Under Goal 16 of the Sustainable Development Goals adopted by the UN last September, UN member states have agreed to significantly reduce illicit arms trade flows by 2030. “The Sustainable Development Agenda puts a clear emphasis on arms as one of the elements that will need to be taken into account for durable development.” said Anna Alvazzi del Frate, Director of Programmes at Small Arms Survey.
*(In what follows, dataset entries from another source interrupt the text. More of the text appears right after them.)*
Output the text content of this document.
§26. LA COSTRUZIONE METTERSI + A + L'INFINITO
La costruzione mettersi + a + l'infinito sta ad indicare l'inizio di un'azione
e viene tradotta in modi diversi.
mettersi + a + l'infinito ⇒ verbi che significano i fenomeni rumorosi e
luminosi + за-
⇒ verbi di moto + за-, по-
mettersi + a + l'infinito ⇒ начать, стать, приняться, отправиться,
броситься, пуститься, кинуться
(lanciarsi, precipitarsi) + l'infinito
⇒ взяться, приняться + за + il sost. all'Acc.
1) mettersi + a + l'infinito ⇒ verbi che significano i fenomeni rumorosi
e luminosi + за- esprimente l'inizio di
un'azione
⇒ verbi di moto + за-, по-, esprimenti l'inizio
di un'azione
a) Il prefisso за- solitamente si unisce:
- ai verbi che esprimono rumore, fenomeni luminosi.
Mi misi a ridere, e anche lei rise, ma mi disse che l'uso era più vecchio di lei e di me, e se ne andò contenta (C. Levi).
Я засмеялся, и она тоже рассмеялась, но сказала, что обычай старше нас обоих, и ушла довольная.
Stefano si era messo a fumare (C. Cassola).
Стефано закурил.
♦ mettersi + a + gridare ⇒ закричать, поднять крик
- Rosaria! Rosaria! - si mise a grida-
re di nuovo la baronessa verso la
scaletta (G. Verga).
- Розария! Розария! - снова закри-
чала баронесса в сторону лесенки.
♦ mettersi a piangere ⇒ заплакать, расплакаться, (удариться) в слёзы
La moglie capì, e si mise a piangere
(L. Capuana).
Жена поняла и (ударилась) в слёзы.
But from 2012 to 2013, the global small arms trade jumped to a total of USD 6 billion worth of small arms, an increase of 17 per cent/ $1 billion in only one year, according to the report titled “Trade Update 2016: Transfers and Transparency” And although this is the most comprehensive data set on small arms transfers, these numbers are most likely much higher, since 40% of information on imports and exports were concealed by states, said Senior Researcher for the Small Arms Survey, Nicolas Florquin
he United States was, by far, both the largest exporter and importer. It exported $1.1 billion, while only two other countries – Italy and Germany – surpassed the $500 million mark in exports. Transfers of small arms to the U.S. accounted for 42 per cent of all imports. Sixteen exporters surpassed $100 million in 2013, the largest number since the survey began in 2001.
The UAE became the world’s fourth-most prolific importer of small arms, its purchases jumping nearly 150 percent in 2013 over the previous year – from $71 million to $168 million. Saudi Arabia more than tripled its small arms imports during the same period, going from $54 million in 2012 to $168 million the following year.
Large amounts of ammunition found in Libya were traced back to Qatar, where small arms transfers multiplied by eight. Similarly, pistols produced by UAE were sent to Libya without following the proper procedures of the sanctions regime.